The search for Mars’ missing carbon is over. A recent research has found that the presumably large ‘missing’ carbon reserve which the planet should have had is not necessary to explain the planet’s past water abundance and that the Martian air was not unusually dense millions of years ago.
It had been supposed that Mars’ carbon-rich atmosphere was at one point in the past thick enough to facilitate the elevation of the planet’s surface temperatures enough to allow liquid water to form in oceans. This had caused scientists to consistently search for a left-over carbon reservoir dating from that period somewhere inside the planet’s soil, but so far the no such carbon reservoir has been found.
Researchers have established that the ancient Mars was significantly different from the way the planet is today and that the Red Planet used to have an atmosphere that could have facilitated the appearance of water and, therefore, of life. However it has been concluded that the dense atmosphere which allowed for warmer temperatures and the presence of liquid water was eventually stripped away by powerful solar flares.
The reason why Mars was stripped of its atmosphere unlike Earth is that it does not possess the natural magnetic field that our planet does. This magnetic field could have protected Mars’s atmosphere against the solar winds which eventually stripped away a significant portion of it, according to recent research.
According to scientists carbon atoms remaining as residue from the Martian atmosphere could have been absorbed into the planet’s soil but the tests that have been performed on samples of Martian soil so far have shown very few traces and low levels of such carbon atoms.
Yuk Yung, a professor of planetary science at the California Institute of Technology and an author on a new research paper published recently detailing the search for Mars’ carbon reservoir, explains that there has been found evidence suggesting that the planet was once dense as well as rich in carbon.
His team tested fragments of meteorites that had originated on Mars but that had landed on Earth and looked for the ratio of two types of carbon in these samples. These types of carbon, known as carbon 12 and carbon 13, are typically found in the Martian atmosphere. This ratio would explain how Mars’ ancient atmosphere was lost.

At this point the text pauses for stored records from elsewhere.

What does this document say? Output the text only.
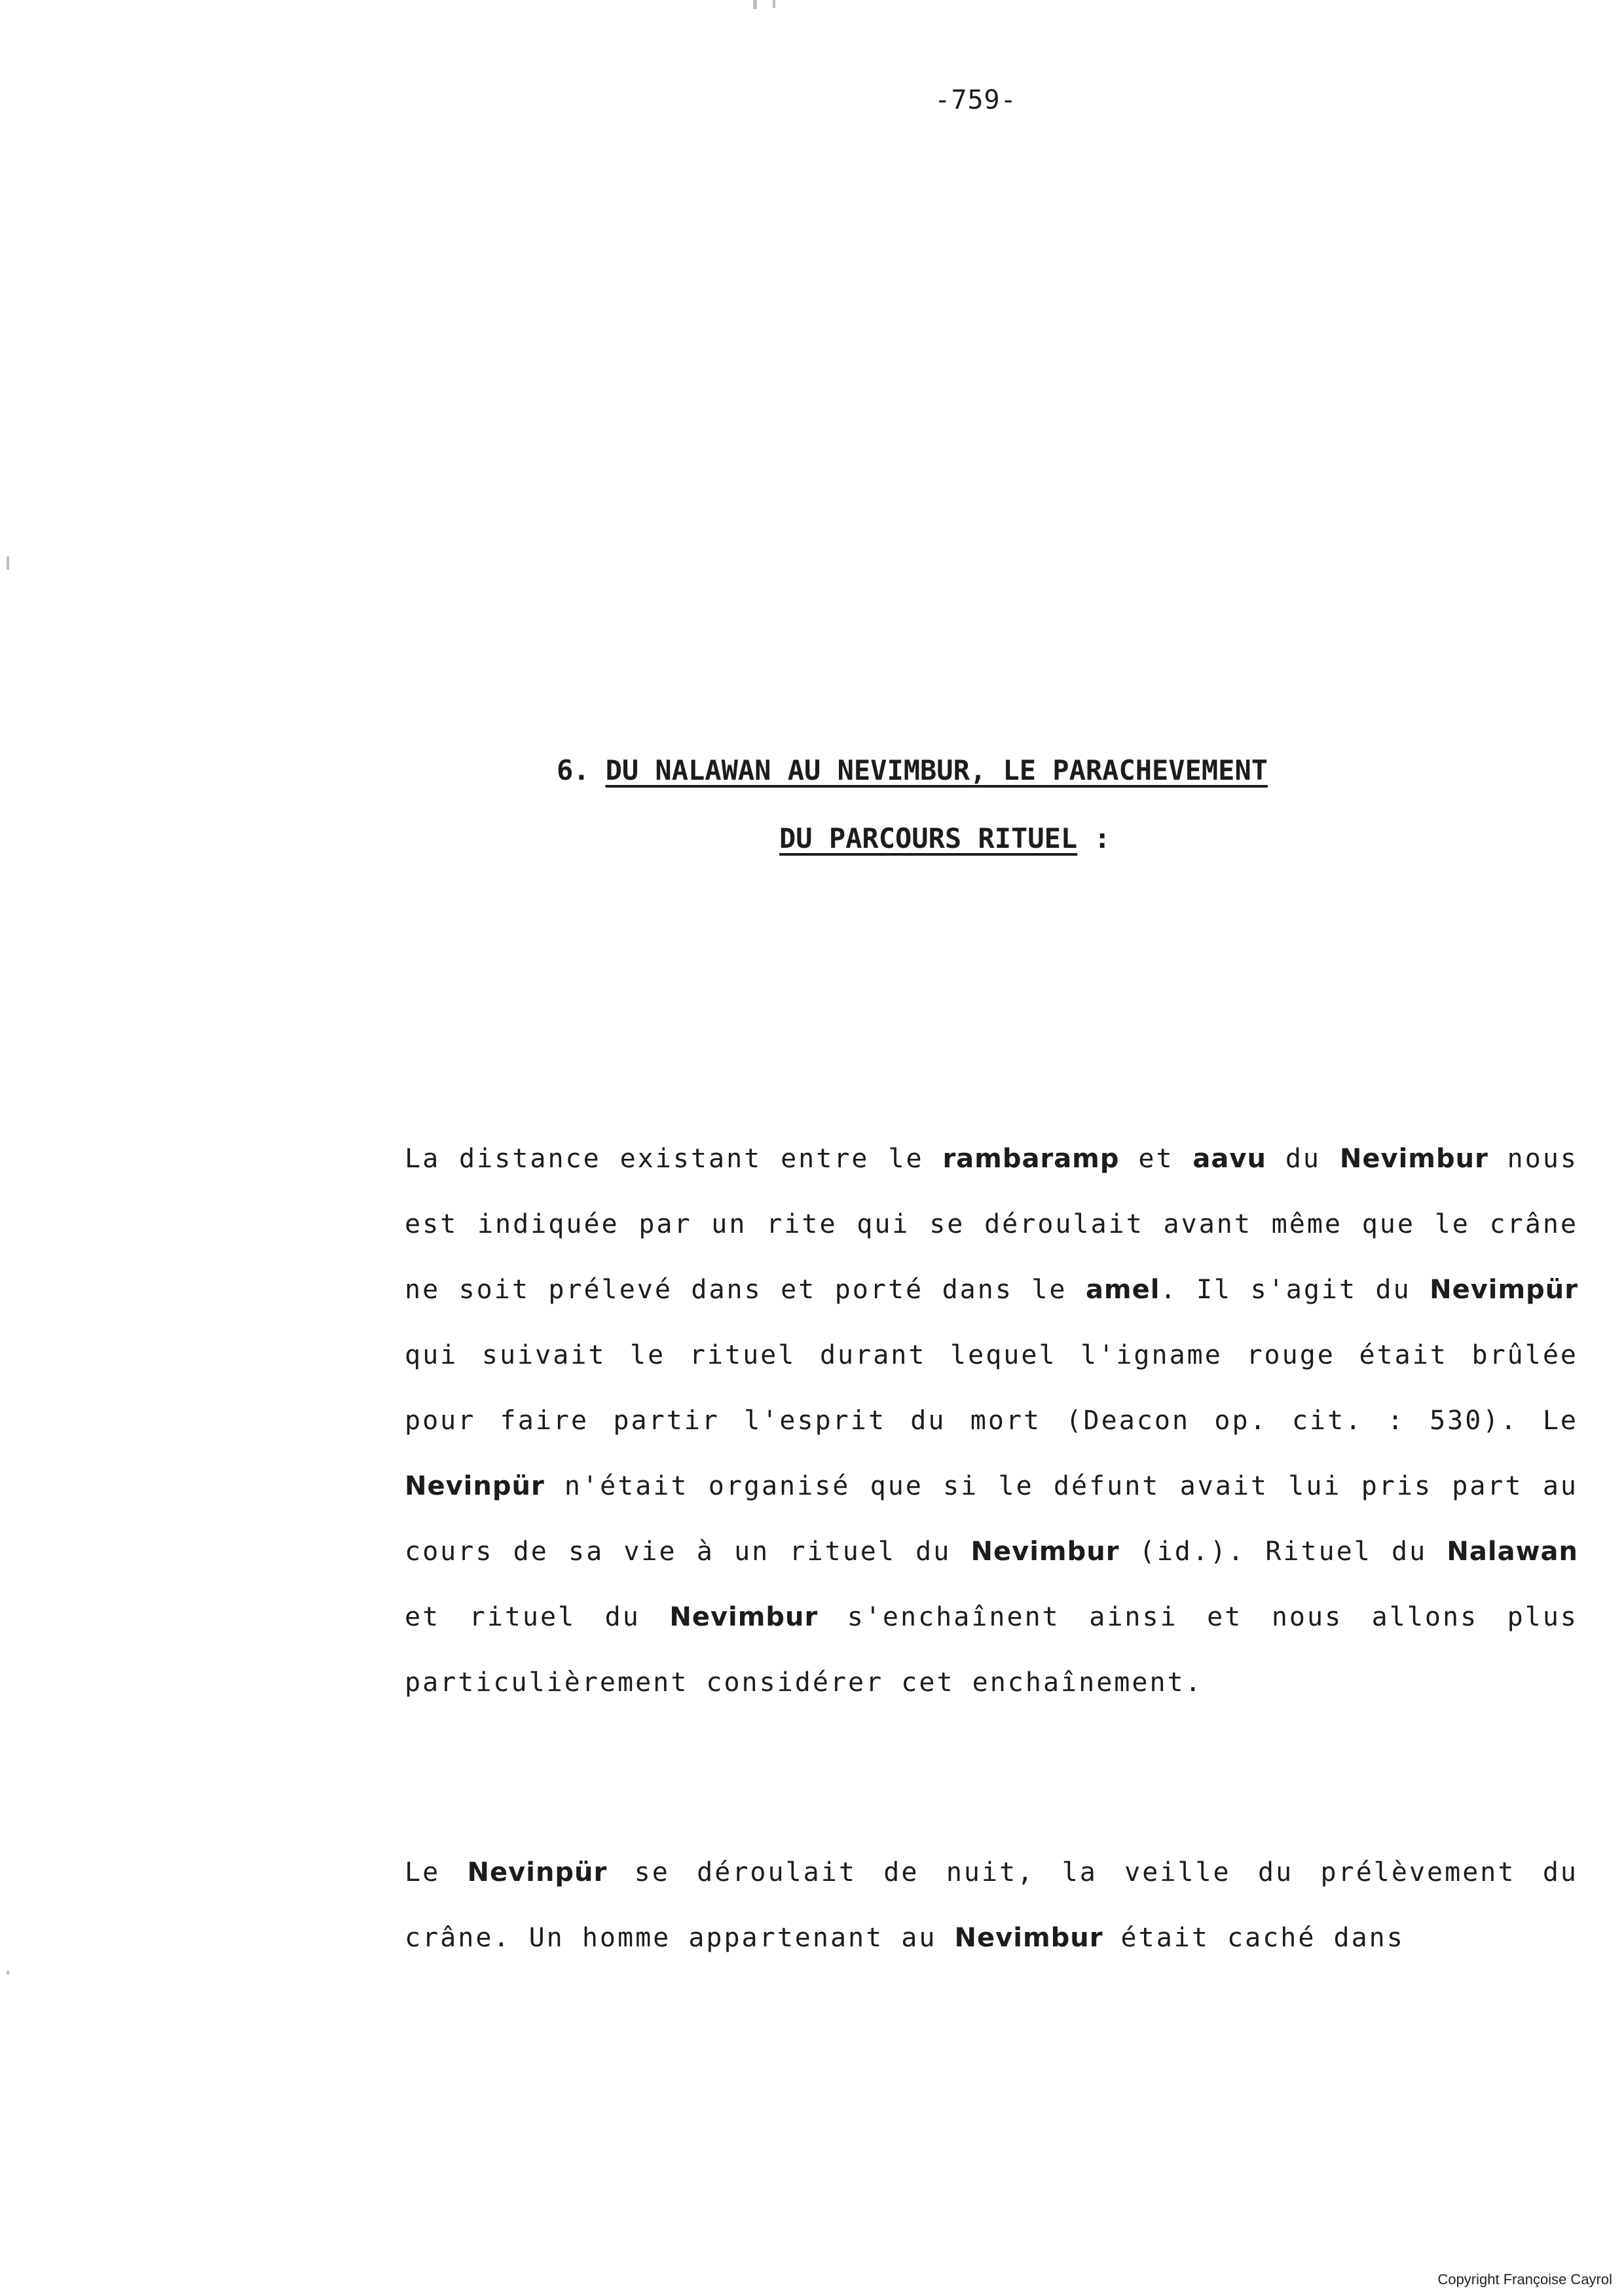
-759-
6. DU NALAWAN AU NEVIMBUR, LE PARACHEVEMENT
DU PARCOURS RITUEL :

La distance existant entre le rambaramp et aavu du Nevimbur nous est indiquée par un rite qui se déroulait avant même que le crâne ne soit prélevé dans et porté dans le amel. Il s'agit du Nevimpür qui suivait le rituel durant lequel l'igname rouge était brûlée pour faire partir l'esprit du mort (Deacon op. cit. : 530). Le Nevinpür n'était organisé que si le défunt avait lui pris part au cours de sa vie à un rituel du Nevimbur (id.). Rituel du Nalawan et rituel du Nevimbur s'enchaînent ainsi et nous allons plus particulièrement considérer cet enchaînement.

Le Nevinpür se déroulait de nuit, la veille du prélèvement du crâne. Un homme appartenant au Nevimbur était caché dans

Copyright Françoise Cayrol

A more recent analysis using the Curiosity rover deployed on the red planet was performed in order to determine what that same ratio is now. By comparing the ratio in the meteorite samples with the new measurements scientists have found that Mars’ ancient atmosphere was not as high as initially predicted by scientists. This finding changes scientist’s expectations of the levels of carbon that could be found on Mars and implies that a massive carbon reservoir might not necessarily exist within the soil.